Implementing a new accounting rule on Jan. 1 that required them to estimate and record loan losses before they happen, the nation’s four largest banks added $10.4 billion to their reserves. Then came the spikes in unemployment and shuttering of much of the economy, raising doubts about whether customers could keep up with their credit cards and mortgages.
By the time the banks reported last week, they had piled on another $17.9 billion in loan-loss reserves in addition to initial adjustments for the current expected credit losses (CECL) standard—a figure that served mostly to raise questions from analysts whether even that staggering total was enough.
“The only thing we can say with any certainty is the loss estimates in first quarter are going to be wrong,” said Michael Shepherd, director at Fitch Ratings Inc..
The economic forecasts underwent huge shifts just between March 31, when banks closed their books, and the beginning of earnings season in mid-April, said Ross Eaton, partner at Oliver Wyman.

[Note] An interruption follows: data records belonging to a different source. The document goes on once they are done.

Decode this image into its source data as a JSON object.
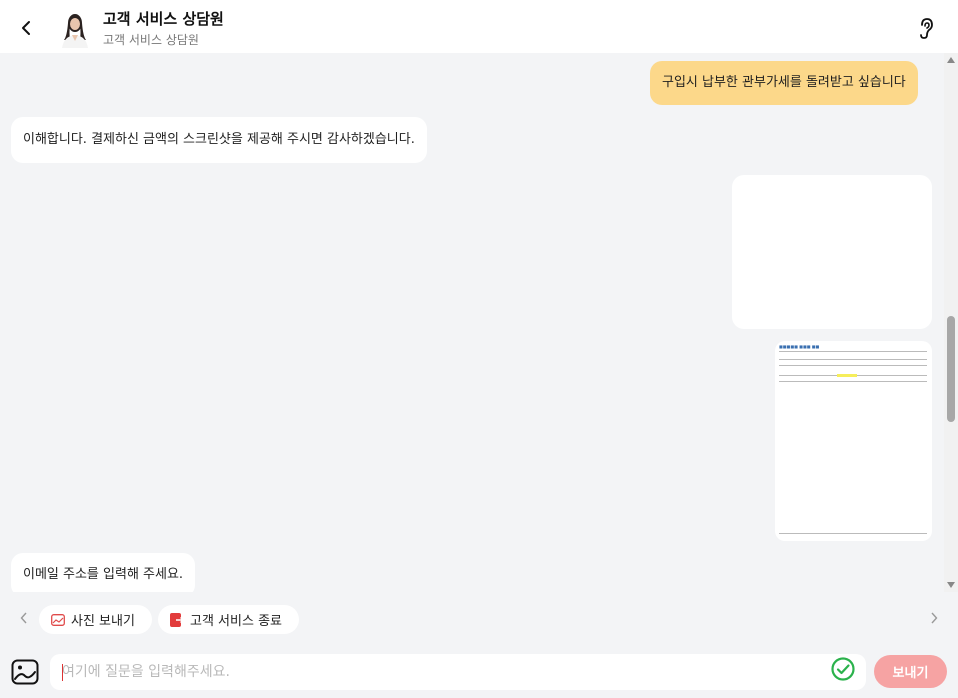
{
  "header": {
    "title": "고객 서비스 상담원",
    "subtitle": "고객 서비스 상담원",
    "back_icon": "chevron-left-icon",
    "ear_icon": "ear-icon"
  },
  "messages": [
    {
      "role": "user",
      "text": "구입시 납부한 관부가세를 돌려받고 싶습니다"
    },
    {
      "role": "agent",
      "text": "이해합니다. 결제하신 금액의 스크린샷을 제공해 주시면 감사하겠습니다."
    },
    {
      "role": "user",
      "type": "image"
    },
    {
      "role": "user",
      "type": "image-document"
    },
    {
      "role": "agent",
      "text": "이메일 주소를 입력해 주세요."
    }
  ],
  "quick_actions": [
    {
      "label": "사진 보내기",
      "icon": "image-icon"
    },
    {
      "label": "고객 서비스 종료",
      "icon": "exit-icon"
    }
  ],
  "input": {
    "placeholder": "여기에 질문을 입력해주세요.",
    "value": "",
    "send_label": "보내기"
  },
  "colors": {
    "user_bubble": "#fcd88a",
    "agent_bubble": "#ffffff",
    "background": "#f3f4f6",
    "send_button": "#f6a3a3",
    "check": "#2bb24c"
  }
}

“If you think about the way in which economic forecasts have evolved, as recently as early March, we were talking about a slowdown. Then it was a mild recession. Then it was deeper recession,” Eaton said. “Now you have numbers floating around like annualized GDP growth of minus 35%.”
Congress had offered banks an extension on complying with the accounting rule in the coronavirus relief package President Donald Trump signed into law March 27. But the details of the delay and regulator interpretations of it made it unpalatable for most banks. JPMorgan Chase & Co., Citigroup Inc., Bank of America Corp., and Wells Fargo & Co. all implemented it on time.
An accounting change, even one as major as CECL, doesn’t change the underlying economics of a loan. A bad loan will make a bank lose money under the new accounting as much as it did under the old accounting rules.
The difference is the timing of when a bank recognizes the losses. CECL moves the timing to the day the bank makes a loan, even before a customer makes a late payment. The mechanics of the accounting means that when a bank shores up its loss reserves, it dings its earnings.
Developed in the aftermath of the 2008 financial crisis, when bank balance sheets looked healthy despite the market meltdown, the idea behind CECL is to highlight potential credit losses and make banks prepare for them before it’s too late. The Financial Accounting Standards Board published the rule in 2016 and large, publicly traded companies had to comply with it on Jan. 1. Credit unions, privately held banks, and smaller public banks and companies have until 2023 to follow it.
“The adverse effect filters through the financials much more quickly,” said Saul Martinez, managing director at UBS. “And that’s a harder thing to gauge and estimate on a quarterly basis.”
The standard applies to all businesses, but banks and companies with big financing arms are the most affected. The rule requires businesses to look to the “reasonable and supportable” future, consider past experience, and assess existing conditions to come up with their best estimates on credit losses and set aside corresponding reserves.
“We haven’t actually seen the stress emerge as of yet,” Jennifer Piepszak, chief financial officer at JPMorgan Chase & Co., said on the bank’s April 14 call.
There’s no formula or standard method for any company to estimate and record losses. FASB intentionally created the standard to be flexible, within reason. But that means every bank draws up different estimates based on its customer, loan, and business makeup—and its vision for how the future will shake out.
“All of the banks will be using different assumptions in coming up with what their provision expenses will be so you can’t compare JPMorgan’s provision with Bank of America’s provision and take them as apples to apples,” Fitch’s Shepherd said. “That’s a challenge for us analysts.”
Behind the numbers
Within the more than $28 billion in total anticipated losses set aside by JPMorgan Chase, Citigroup, Bank of America and Wells Fargo, JPMorgan boosted its reserves by $6.8 billion, the most out of the group, and Wells Fargo upped its reserves by about $3.1 billion, the least of the four megabanks. If a bank has a lot of credit card customers, like JPMorgan, it expects more losses than one with a big book of commercial loans that have a history of paying on time.
Macroeconomic forecasts banks use play a central role, too. The models each use could differ significantly, especially for how they forecast labor and GDP changes.
“How do I tease out the differences between Wells and Citi and JPMorgan?” Martinez asked. “It’s hard because the disclosures aren’t consistent.”
To understand the reserve build up, analysts peppered bank executives with questions about their calculations.
“What we’d like to understand is what the major drivers are,” said Betsy Graseck, managing director at Morgan Stanley. “What is your outlook for GDP and unemployment over the reasonable and supportable period and over the rest of the life-of-loan period?”
In addition to the doom and gloom from a spiraling economy, banks also have to consider potential bright spots ahead. One of them is the stimulus check payout built into the relief package. Many Americans received money the same week that bank earnings kicked off.
“Will they use any of the stimulus to keep current on their debt?” Graseck said. “That borrower behavior, I think, is one of the trickiest things for anyone to model.”